Michigan Volunteers Battery E, 1st Regiment Light Artillery focused on the following: Advance on Nashville, Tenn., Feb. 10-March 3, 1862. March to Savannah, Tenn., March 17-April 7. Advance on and siege of Corinth, Miss., April 29-May 30. Occupation of Corinth and pursuit to Booneville May 30-June 12. Buell’s Campaign in Northern Alabama and Middle Tennessee June to August. Garrison duty at Nashville, Tenn., until June 1863. Siege of Nashville, Tenn., Sept. 12-Nov. 7, 1862. Moved to Murfreesboro, Tenn., June 1, 1863, and duty there until October. Return to Nashville, Tenn., and garrison duty there until December 1864. Rousseau’s Raid into Alabama and Georgia July 10-22, 1864 (1 Section).
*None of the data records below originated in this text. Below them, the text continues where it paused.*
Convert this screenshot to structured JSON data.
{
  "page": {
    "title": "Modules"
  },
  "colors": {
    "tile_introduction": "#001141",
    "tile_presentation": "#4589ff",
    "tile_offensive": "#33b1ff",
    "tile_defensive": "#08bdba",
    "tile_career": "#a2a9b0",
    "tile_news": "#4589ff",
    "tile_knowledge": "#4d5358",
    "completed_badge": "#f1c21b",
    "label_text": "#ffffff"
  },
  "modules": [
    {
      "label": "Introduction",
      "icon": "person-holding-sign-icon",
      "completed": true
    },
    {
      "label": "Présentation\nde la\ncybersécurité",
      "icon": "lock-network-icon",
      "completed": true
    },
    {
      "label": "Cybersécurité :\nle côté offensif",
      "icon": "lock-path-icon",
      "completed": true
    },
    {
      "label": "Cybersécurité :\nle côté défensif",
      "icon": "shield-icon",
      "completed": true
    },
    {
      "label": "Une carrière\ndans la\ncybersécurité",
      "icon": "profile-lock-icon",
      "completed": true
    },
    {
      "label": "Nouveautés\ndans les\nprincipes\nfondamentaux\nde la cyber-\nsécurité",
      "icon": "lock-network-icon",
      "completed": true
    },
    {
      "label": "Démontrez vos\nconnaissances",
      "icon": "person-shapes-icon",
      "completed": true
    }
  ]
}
Ten Islands, Coosa River, July 14. Stone’s Ferry, Tallapoosa River, July 15. Nontasulga July 18. Chewa Station July 18. Opelika July 18. McCook’s Raid on Atlanta & West Point Railroad and Macon & Western Railroad July 27-31 (1 Section), Lovejoy’s Station July 29. Newnan’s July 30. Battle of Nashville, Tenn., Dec. 15-16, 1864. Pursuit of Hood to the Tennessee River Dec. 17-28. Duty at Nashville till February 1865. Ordered to Decatur, Ala., and garrison duty there till July. Mustered out July 30, 1865.

When Seymour was 22, he married Mary Florence Williams on July 4, 1867 in LaSalle, Illinois. They had six children: Clara Mabel (1869-1872); Marietta Etta (1871-1873); Marianna (1873-1877); Annabelle (1878-1957); Edmund Josiah (1886-1968); and Milo Abram (1888-1961).

Seymour and Mary’s child, Anna Annabelle Pope ended up, along with Ida Dorothea Busse, becoming the first graduates of Union School in Shakopee, in 1898. Students before then had graduated in Shakopee, but this was the first time that a state sign of approval based on the good rank among schools of the state in the matter of examinations, according to the Scott County Argus, May 23, 1898.

The 1890 Veterans Schedules in the U.S. Federal Census showed Corporal Seymour Pope, 45, living in Shakopee.

Corporal Pope died March 21, 1907, in Shakopee, and was buried at Valley Cemetery. His wife, Mary Florence William Pope, died on August 21, 1931 in Newhall, California, according to The Signal, Thursday, Aug. 27, 1931. She was buried at the Grand View Cemetery in Burbank, California.